1. Qiang JK, Thompson T, Callum J, Pinkerton P, Lin Y. Variations in RBC and frozen plasma utilization rates across 62 Ontario community hospitals. Transfusion. 2019;59(2):545-54.
2. Hebert PC, Wells G, Blajchman MA, Marshall J, Martin C, Pagliarello G, et al. A multicenter, randomized, controlled clinical trial of transfusion requirements in critical care. Transfusion Requirements in Critical Care Investigators, Canadian Critical Care Trials Group. N Engl J Med. 1999;340(6):409-17.

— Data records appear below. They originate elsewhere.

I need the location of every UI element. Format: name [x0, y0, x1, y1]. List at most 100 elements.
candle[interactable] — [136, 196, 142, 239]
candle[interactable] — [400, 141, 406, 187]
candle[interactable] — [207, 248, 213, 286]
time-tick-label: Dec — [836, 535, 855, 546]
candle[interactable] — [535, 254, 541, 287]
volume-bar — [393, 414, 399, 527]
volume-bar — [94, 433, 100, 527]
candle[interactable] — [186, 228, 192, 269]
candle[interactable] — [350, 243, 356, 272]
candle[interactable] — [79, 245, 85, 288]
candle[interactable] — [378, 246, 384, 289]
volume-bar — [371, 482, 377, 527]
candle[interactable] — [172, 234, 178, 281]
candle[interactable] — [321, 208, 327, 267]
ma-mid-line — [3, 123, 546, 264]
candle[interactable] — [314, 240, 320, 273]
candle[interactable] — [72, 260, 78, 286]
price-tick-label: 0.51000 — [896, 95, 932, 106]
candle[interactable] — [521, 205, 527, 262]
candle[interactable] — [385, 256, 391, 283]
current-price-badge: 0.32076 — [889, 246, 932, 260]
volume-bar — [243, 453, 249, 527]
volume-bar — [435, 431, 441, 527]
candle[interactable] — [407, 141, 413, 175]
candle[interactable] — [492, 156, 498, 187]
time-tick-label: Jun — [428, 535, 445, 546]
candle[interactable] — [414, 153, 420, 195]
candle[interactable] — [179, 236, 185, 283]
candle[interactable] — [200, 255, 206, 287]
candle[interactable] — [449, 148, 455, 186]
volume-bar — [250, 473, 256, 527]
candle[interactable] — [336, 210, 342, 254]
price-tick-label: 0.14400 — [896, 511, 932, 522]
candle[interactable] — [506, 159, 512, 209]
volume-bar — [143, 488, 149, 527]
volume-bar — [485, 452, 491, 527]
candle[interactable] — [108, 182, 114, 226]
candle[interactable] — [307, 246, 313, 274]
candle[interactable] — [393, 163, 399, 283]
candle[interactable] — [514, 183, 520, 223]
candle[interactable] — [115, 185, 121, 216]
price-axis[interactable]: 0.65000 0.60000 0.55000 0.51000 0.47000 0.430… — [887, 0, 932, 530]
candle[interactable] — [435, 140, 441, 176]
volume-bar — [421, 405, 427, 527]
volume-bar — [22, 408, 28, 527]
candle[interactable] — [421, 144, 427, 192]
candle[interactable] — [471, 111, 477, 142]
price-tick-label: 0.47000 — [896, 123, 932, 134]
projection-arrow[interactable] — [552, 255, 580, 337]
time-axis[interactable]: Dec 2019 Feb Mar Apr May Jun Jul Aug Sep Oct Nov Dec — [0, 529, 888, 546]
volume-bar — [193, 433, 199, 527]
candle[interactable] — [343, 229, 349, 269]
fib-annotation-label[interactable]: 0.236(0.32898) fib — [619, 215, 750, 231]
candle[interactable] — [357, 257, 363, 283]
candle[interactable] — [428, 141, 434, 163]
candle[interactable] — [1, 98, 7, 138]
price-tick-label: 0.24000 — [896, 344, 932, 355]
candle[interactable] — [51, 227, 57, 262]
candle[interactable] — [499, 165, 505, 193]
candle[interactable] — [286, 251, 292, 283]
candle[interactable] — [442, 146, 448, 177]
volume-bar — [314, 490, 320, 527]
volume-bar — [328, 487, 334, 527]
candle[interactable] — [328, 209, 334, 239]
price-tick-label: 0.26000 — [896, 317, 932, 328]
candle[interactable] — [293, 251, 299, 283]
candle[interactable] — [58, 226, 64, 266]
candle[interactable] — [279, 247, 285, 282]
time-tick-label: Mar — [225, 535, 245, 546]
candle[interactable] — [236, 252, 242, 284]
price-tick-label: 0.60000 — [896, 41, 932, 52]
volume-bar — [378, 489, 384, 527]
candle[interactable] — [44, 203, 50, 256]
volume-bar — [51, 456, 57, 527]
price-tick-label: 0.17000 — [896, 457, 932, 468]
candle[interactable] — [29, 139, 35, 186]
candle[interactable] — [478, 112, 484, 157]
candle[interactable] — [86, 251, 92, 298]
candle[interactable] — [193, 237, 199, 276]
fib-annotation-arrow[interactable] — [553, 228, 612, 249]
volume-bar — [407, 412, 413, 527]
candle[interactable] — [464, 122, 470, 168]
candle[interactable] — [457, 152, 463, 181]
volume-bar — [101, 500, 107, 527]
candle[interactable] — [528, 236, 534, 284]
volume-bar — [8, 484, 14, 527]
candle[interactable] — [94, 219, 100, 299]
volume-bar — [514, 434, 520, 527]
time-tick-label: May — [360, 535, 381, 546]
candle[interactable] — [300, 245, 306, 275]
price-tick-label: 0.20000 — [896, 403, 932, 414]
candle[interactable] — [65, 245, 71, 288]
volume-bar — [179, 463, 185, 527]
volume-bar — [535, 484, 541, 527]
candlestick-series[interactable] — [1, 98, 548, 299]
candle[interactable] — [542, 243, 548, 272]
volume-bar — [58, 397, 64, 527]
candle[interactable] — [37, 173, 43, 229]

3. Holst LB, Haase N, Wetterslev J, Wernerman J, Guttormsen AB, Karlsson S, et al. Lower versus higher hemoglobin threshold for transfusion in septic shock. N Engl J Med. 2014;371(15):1381-91.
4. Callum JL, Pinkerton PH, Lima A, Lin Y, Karkouti K, Lieberman L, et al. Blood Easy 4: Blood Transfusions, Blood Alternatives and Transfusion Reactions: A Guide to Transfusion Medicine. Canada: Ontario Regional Blood Coordinating Network; 2016.
5. Rahfeld P, Withers SG. Toward universal donor blood: Enzymatic conversion of A and B to O type. J Biol Chem. 2020;295(2):325-34.